A lógica é simples: “Estamos juntos, mas não tão juntos assim”.
O que é o contrato de namoro?
Do ponto de vista jurídico, trata-se de um instrumento particular no qual as partes afirmam que estão vivendo um relacionamento afetivo, mas não pretendem, naquele momento, constituir família ou formar patrimônio comum, reconhecendo que cada um mantém seu patrimônio individual.
Em outras palavras, não é e não quer correr o risco de ser considerado uma união estável.
Não há forma obrigatória prevista em lei, mas o documento costuma ser feito por escrito e com firma reconhecida — às vezes até com registro em cartório, para dar maior segurança.
A lei não impõe prazo para renovação. Mas, como as coisas mudam, o ideal é atualizar o contrato a cada ano. Isso mantém o documento coerente com a realidade do relacionamento e muito mais eficaz para demonstrar que a intenção continua sendo apenas namorar – e não formar família no sentido jurídico.
Por que o contrato de namoro existe e quando faz sentido?
O objetivo é prevenir discussões futuras sobre eventual reconhecimento de união estável.
Em casos de término do namoro ou de falecimento de um dos parceiros, a outra parte pode alegar, maliciosamente, união estável para ter direito a partilha de bens ou herança. O contrato funciona como prova contrária, especialmente se acompanhado de elementos que reforcem que o casal não vivia como se casado fosse.

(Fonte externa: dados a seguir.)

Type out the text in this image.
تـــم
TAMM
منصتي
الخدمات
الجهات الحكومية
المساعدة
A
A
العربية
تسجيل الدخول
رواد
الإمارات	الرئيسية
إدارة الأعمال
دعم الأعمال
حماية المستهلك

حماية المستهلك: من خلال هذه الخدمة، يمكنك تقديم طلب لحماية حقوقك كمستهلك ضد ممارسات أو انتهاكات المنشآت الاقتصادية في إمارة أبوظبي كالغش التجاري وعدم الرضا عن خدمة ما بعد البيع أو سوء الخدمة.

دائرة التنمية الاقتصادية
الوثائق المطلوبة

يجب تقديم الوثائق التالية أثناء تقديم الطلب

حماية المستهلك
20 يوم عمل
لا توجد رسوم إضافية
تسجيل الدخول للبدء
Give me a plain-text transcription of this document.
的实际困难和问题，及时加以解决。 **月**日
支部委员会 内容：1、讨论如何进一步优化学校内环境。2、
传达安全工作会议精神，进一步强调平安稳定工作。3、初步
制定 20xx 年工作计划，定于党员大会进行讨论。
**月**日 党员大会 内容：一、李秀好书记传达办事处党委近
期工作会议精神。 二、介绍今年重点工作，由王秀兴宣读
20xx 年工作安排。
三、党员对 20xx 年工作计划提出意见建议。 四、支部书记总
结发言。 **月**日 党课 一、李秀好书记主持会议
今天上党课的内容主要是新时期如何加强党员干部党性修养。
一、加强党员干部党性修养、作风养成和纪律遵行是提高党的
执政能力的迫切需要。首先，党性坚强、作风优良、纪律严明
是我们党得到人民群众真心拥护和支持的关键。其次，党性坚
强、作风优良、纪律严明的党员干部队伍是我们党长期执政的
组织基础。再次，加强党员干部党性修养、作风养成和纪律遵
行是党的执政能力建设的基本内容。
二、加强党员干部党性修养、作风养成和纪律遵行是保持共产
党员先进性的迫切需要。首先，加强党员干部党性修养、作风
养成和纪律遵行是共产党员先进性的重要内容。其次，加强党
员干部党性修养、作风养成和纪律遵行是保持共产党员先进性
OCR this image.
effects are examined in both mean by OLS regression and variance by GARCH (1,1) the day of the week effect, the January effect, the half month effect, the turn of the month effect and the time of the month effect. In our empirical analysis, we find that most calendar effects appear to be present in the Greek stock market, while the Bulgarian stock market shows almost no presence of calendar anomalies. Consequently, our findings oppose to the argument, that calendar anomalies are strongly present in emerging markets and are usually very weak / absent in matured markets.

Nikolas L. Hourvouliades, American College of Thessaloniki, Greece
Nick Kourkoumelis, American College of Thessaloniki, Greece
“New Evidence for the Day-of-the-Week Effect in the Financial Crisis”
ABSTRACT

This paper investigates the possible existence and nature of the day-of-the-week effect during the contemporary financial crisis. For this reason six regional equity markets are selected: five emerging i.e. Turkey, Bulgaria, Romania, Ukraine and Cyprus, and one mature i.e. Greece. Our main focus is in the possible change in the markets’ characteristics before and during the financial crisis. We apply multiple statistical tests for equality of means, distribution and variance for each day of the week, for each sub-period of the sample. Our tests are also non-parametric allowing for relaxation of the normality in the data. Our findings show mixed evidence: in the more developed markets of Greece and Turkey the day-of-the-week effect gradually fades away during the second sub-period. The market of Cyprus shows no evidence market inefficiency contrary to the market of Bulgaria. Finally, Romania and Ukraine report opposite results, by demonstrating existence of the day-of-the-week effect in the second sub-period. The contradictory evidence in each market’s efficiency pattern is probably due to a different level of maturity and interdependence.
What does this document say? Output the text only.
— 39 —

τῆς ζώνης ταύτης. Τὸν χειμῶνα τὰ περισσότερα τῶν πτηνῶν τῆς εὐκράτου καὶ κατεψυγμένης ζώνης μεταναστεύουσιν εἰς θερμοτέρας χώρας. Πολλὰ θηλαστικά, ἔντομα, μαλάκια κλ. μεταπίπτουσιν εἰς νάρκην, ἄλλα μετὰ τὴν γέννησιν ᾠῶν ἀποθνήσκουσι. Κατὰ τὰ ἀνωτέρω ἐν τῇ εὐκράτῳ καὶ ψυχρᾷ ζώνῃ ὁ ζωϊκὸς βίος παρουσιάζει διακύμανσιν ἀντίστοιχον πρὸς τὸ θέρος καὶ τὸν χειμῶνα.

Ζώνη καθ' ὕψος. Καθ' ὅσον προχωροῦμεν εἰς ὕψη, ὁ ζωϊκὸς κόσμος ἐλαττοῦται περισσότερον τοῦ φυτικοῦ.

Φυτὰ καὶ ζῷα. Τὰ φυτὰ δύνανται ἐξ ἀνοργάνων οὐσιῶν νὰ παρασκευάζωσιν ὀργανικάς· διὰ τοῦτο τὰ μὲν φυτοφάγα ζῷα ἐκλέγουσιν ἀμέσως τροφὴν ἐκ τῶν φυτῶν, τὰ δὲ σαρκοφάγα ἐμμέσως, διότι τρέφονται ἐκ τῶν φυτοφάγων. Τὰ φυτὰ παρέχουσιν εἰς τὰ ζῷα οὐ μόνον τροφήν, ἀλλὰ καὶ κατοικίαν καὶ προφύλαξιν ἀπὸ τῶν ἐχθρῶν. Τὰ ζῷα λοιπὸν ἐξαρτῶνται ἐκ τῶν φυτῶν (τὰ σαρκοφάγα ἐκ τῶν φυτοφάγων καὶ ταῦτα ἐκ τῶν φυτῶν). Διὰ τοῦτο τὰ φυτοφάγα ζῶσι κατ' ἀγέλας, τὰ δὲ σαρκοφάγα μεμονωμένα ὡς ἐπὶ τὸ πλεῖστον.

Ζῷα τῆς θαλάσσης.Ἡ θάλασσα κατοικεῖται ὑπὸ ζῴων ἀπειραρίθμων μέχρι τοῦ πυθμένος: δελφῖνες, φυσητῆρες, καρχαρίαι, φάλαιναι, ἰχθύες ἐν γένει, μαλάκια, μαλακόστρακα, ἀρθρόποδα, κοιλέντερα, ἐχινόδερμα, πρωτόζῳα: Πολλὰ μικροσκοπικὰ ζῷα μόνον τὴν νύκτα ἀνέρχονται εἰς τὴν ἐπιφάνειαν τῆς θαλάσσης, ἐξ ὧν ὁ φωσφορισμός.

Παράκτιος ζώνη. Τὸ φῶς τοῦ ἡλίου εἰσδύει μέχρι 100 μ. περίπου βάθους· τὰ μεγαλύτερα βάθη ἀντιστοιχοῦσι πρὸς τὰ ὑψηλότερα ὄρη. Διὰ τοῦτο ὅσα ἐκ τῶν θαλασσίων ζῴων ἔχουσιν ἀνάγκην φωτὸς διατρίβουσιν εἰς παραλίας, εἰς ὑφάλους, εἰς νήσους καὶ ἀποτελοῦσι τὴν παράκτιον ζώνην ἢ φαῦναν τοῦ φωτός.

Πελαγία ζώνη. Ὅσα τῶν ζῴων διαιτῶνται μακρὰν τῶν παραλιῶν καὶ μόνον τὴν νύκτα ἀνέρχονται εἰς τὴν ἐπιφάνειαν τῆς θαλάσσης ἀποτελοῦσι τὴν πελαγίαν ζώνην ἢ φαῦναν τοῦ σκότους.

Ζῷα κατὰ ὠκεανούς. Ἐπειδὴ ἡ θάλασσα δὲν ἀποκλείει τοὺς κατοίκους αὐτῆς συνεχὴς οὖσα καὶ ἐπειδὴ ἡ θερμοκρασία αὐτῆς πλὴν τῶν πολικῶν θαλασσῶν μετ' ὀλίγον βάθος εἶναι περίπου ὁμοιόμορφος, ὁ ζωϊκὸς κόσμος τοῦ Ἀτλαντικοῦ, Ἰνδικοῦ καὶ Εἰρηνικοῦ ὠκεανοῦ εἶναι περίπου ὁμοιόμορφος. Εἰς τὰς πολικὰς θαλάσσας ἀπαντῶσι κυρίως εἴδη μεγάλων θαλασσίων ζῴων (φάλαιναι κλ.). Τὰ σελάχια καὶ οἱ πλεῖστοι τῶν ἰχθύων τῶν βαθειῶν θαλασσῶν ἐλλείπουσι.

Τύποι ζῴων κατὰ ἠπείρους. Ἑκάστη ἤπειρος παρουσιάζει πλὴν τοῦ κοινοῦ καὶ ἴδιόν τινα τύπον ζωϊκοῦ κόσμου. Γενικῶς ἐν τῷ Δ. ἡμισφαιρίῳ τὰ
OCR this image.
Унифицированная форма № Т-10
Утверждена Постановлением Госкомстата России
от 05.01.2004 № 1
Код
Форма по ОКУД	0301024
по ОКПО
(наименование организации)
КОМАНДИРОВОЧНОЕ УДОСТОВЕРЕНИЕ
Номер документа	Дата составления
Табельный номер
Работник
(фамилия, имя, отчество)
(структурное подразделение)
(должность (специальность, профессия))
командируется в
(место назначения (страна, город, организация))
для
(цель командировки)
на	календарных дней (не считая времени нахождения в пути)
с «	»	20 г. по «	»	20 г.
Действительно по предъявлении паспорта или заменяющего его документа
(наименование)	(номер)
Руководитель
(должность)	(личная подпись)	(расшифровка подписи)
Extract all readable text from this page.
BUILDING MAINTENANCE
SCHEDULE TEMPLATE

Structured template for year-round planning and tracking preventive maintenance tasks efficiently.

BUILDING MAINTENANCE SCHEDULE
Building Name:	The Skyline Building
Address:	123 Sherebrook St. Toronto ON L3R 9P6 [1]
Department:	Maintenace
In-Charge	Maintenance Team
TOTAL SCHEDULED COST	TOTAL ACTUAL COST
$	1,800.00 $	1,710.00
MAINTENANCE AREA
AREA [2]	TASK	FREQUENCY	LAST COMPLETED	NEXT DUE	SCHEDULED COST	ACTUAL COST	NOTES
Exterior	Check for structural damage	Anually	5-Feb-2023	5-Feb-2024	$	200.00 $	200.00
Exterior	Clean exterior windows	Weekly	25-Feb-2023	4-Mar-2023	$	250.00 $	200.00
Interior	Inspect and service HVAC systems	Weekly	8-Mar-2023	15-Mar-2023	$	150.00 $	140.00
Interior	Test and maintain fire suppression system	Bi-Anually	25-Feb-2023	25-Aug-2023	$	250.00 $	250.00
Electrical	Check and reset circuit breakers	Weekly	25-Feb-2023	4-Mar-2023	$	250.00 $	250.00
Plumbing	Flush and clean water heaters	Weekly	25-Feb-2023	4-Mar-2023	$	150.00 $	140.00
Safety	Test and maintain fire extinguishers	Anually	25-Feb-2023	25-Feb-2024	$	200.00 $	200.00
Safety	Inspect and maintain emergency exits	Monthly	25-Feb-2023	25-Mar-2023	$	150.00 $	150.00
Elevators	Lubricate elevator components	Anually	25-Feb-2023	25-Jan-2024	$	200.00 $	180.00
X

Faz sentido, por exemplo, para quem está em relacionamento afetivo, mas mantém vidas financeiras e residências separadas; para quem já possui patrimônio consolidado e quer evitar litígios patrimoniais futuros; e, ainda, para empresários ou herdeiros que precisam dar segurança jurídica a seus bens.
Limites e ilusões
Especialmente após a pandemia, houve um grande aumento de registros de contratos de namoro e de uniões estáveis no Brasil, bem como diminuição do registro de casamentos.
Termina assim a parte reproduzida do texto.